Il sogno e la fantasia diventano un’arma contro le lacrime e la disperazione, la scrittura un mezzo per espellerle e comprendersi, uno sfogo. Se n’è parlato moltissimo di questo libro, naturalmente spaziando, nei commenti, dal “capolavoro” alla “furbata”, e ho impiegato parecchi mesi a decidermi di leggerlo (e se il mio bibliofilo di fiducia non me l’avesse regalato forse non l’avrei mai comprato) perché non mi fidavo delle numerose parti metanarrative che l’arricchiscono: foto, disegni, simboli, sottolineature, schemi, parole sovrascritte, pagine bianche o con una sola frase nel mezzo.

 

on credo nella commistione tra i mezzi espressivi, la scrittura e l’immagine sono due cose separate per me, e ho sempre trovato irritanti quei libri (che non siano le favole illustrate per i bimbi o Le avventure di Gordon Pym di Edgar Allan Poe) che inframmezzano le parole con disegni o foto o altro, perché solitamente si tratta di meri espedienti tesi a stupire il lettore, ammiccamenti sterili o evidenti dimostrazioni della debolezza di uno stile o di una storia visto che il pensiero non riesce a filtrare nitido senza ricorrere ad un’immagine che lo spieghi o lo renda esplicito.

 

Penso per esempio al disegno di una graffettatrice nel romanzo di Dave Eggers L’opera struggente di un formidabile genio, o ai post-it in E morì con un felafel in mano di John Birmingham: inserti gratuiti, inutili, ruffiani, postmoderni (consentitemi la semplificazione).

Non è il caso di Molto forte, incredibilmente vicino, come i disegni nel romanzo di Poe, che erano parte della trama e servivano alla suspense e alla resa di un’aria malsana e pericolosa, così le foto e le trovate usate da Foer nel suo libro sono essenziali per il racconto, sono esse stesse narrazione e consentono al lettore di immergersi del tutto nella vicenda e viverla e sentirla come il suo piccolo protagonista: noi vediamo quello che vede lui e siamo un po’ tutti degli Oskar che cercano di soffrire un po’ meno. 

 

La scelta di accostare parole e immagini non è una rinuncia al potere evocativo della scrittura, ma una scelta che implica il riconoscimento dell’insufficienza delle parole di fronte a fatti come la morte, il dolore, il dramma di una società in cui non si riesce a distinguere il bene dal male e in cui l’aggredito è stato a sua volta aggressore e la sofferenza di oggi è la stessa inferta ieri ad altra gente, in altri luoghi, per altri (ingiustificabili) motivi.

 

Mi rendo conto di aver dato l’idea che Molto forte, incredibilmente vicino sia un libro triste. Non è così: c’è un numero infinito di trovate, situazioni paradossali, dialoghi surreali e battute di spirito, storie che s’intrecciano e si sciolgono una nell’altra, personaggi così assurdi da sembra più veri del vero e poi la tenerezza infinita di questo bambino un po’ saccente e troppo geniale, che parla francese e conosce un sacco di cose, che non riesce a piangere il suo dolore. Foer ha il completo dominio di una struttura complessa in cui tutti i nodi alla fine si allentano e ogni cosa si colloca nella giusta prospettiva; lo stile è limpido, frasi brevi e secche alternate a periodi corposi che si leggono tutto d’un fiato, l’ironia è uno strumento che dosa alla perfezione e per quanto si avvertano echi di Bellow, Salinger e Roth, la sua voce è originale e matura. E dire che è solo al suo secondo libro. 

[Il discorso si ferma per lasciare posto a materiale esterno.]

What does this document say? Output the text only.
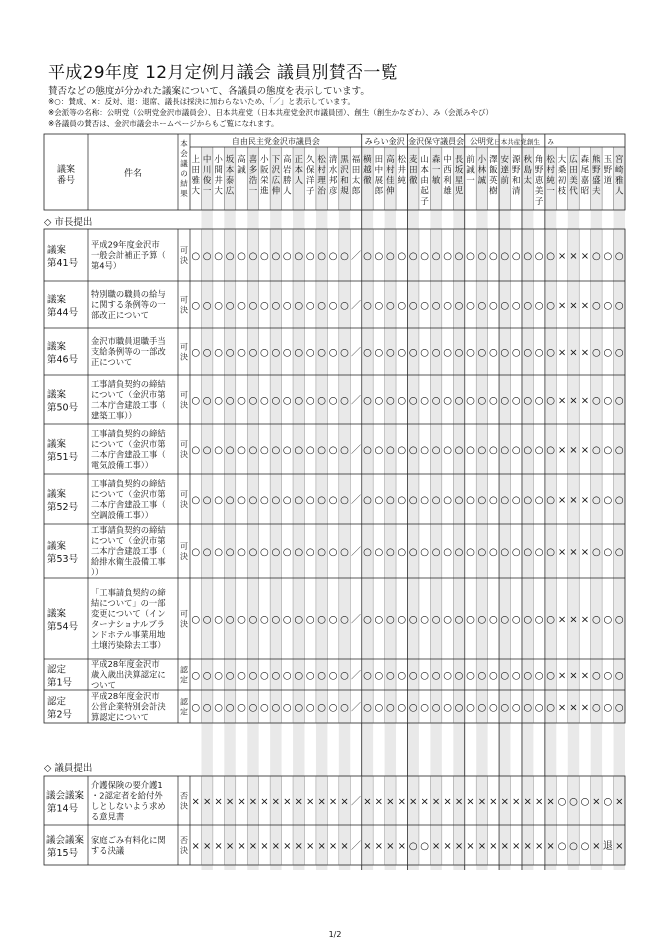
平成29年度 12月定例月議会 議員別賛否一覧
賛否などの態度が分かれた議案について、各議員の態度を表示しています。
※○：賛成、×：反対、退：退席、議長は採決に加わらないため、「／」と表示しています。
※会派等の名称：公明党（公明党金沢市議員会）、日本共産党（日本共産党金沢市議員団）、創生（創生かなざわ）、み（会派みやび）
※各議員の賛否は、金沢市議会ホームページからもご覧になれます。
議案番号
件名
本会議の結果
自由民主党金沢市議員会	みらい金沢 金沢保守議員会 公明党 日本共産党 創生 み
上田雅大
中川俊一
小間井大
坂本泰広
高誠
喜多浩一
小阪栄進
下沢広伸
高岩勝人
正本人
久保洋子
松村理治
清水邦彦
黒沢和規
福田太郎
横越徹
田中展郎
高村佳伸
松井純
麦田徹
山本由起子
森一敏
中西利雄
長坂星児
前誠一
小林誠
澤飯英樹
安達前
源野和清
秋島太
角野恵美子
松村純一
大桑初枝
広田美代
森尾嘉昭
熊野盛夫
玉野道
宮崎雅人
議案第41号
平成29年度金沢市一般会計補正予算（第4号）
可決 ○ ○ ○ ○ ○ ○ ○ ○ ○ ○ ○ ○ ○ ○ ／ ○ ○ ○ ○ ○ ○ ○ ○ ○ ○ ○ ○ ○ ○ ○ ○ ○ × × × ○ ○ ○
議案第44号
特別職の職員の給与に関する条例等の一部改正について
可決 ○ ○ ○ ○ ○ ○ ○ ○ ○ ○ ○ ○ ○ ○ ／ ○ ○ ○ ○ ○ ○ ○ ○ ○ ○ ○ ○ ○ ○ ○ ○ ○ × × × ○ ○ ○
議案第46号
金沢市職員退職手当支給条例等の一部改正について
可決 ○ ○ ○ ○ ○ ○ ○ ○ ○ ○ ○ ○ ○ ○ ／ ○ ○ ○ ○ ○ ○ ○ ○ ○ ○ ○ ○ ○ ○ ○ ○ ○ × × × ○ ○ ○
議案第50号
工事請負契約の締結について（金沢市第二本庁舎建設工事（建築工事））
可決 ○ ○ ○ ○ ○ ○ ○ ○ ○ ○ ○ ○ ○ ○ ／ ○ ○ ○ ○ ○ ○ ○ ○ ○ ○ ○ ○ ○ ○ ○ ○ ○ × × × ○ ○ ○
議案第51号
工事請負契約の締結について（金沢市第二本庁舎建設工事（電気設備工事））
可決 ○ ○ ○ ○ ○ ○ ○ ○ ○ ○ ○ ○ ○ ○ ／ ○ ○ ○ ○ ○ ○ ○ ○ ○ ○ ○ ○ ○ ○ ○ ○ ○ × × × ○ ○ ○
議案第52号
工事請負契約の締結について（金沢市第二本庁舎建設工事（空調設備工事））
可決 ○ ○ ○ ○ ○ ○ ○ ○ ○ ○ ○ ○ ○ ○ ／ ○ ○ ○ ○ ○ ○ ○ ○ ○ ○ ○ ○ ○ ○ ○ ○ ○ × × × ○ ○ ○
議案第53号
工事請負契約の締結について（金沢市第二本庁舎建設工事（給排水衛生設備工事））
可決 ○ ○ ○ ○ ○ ○ ○ ○ ○ ○ ○ ○ ○ ○ ／ ○ ○ ○ ○ ○ ○ ○ ○ ○ ○ ○ ○ ○ ○ ○ ○ ○ × × × ○ ○ ○
議案第54号
「工事請負契約の締結について」の一部変更について（インターナショナルブランドホテル事業用地土壌汚染除去工事）
可決 ○ ○ ○ ○ ○ ○ ○ ○ ○ ○ ○ ○ ○ ○ ／ ○ ○ ○ ○ ○ ○ ○ ○ ○ ○ ○ ○ ○ ○ ○ ○ ○ × × × ○ ○ ○
認定第1号
平成28年度金沢市歳入歳出決算認定について
認定 ○ ○ ○ ○ ○ ○ ○ ○ ○ ○ ○ ○ ○ ○ ／ ○ ○ ○ ○ ○ ○ ○ ○ ○ ○ ○ ○ ○ ○ ○ ○ ○ × × × ○ ○ ○
認定第2号
平成28年度金沢市公営企業特別会計決算認定について
認定 ○ ○ ○ ○ ○ ○ ○ ○ ○ ○ ○ ○ ○ ○ ／ ○ ○ ○ ○ ○ ○ ○ ○ ○ ○ ○ ○ ○ ○ ○ ○ ○ × × × ○ ○ ○
議会議案第14号
介護保険の要介護1 ・2認定者を給付外しとしないよう求める意見書
否決 × × × × × × × × × × × × × × ／ × × × × × × × × × × × × × × × × × ○ ○ ○ × ○ ×
議会議案第15号
家庭ごみ有料化に関する決議
否決 × × × × × × × × × × × × × × ／ × × × × ○ ○ × × × × × × × × × × × ○ ○ ○ × 退 ×
1/2
◇ 市長提出
◇ 議員提出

L’autore non impartisce lezioni, non trancia giudizi, non scava nel torbido, non si compiace del dolore, non sfrutta una tragedia, si limita a raccontare una storia che pur puro caso è legata alla nostra Storia degli ultimi anni, ma che nella sua essenza riguarda tutti noi a prescindere dagli eventi globali, tocca nell’animo ogni uomo, donna o bambino che almeno una volta si sia sentito il cuore nelle scarpe.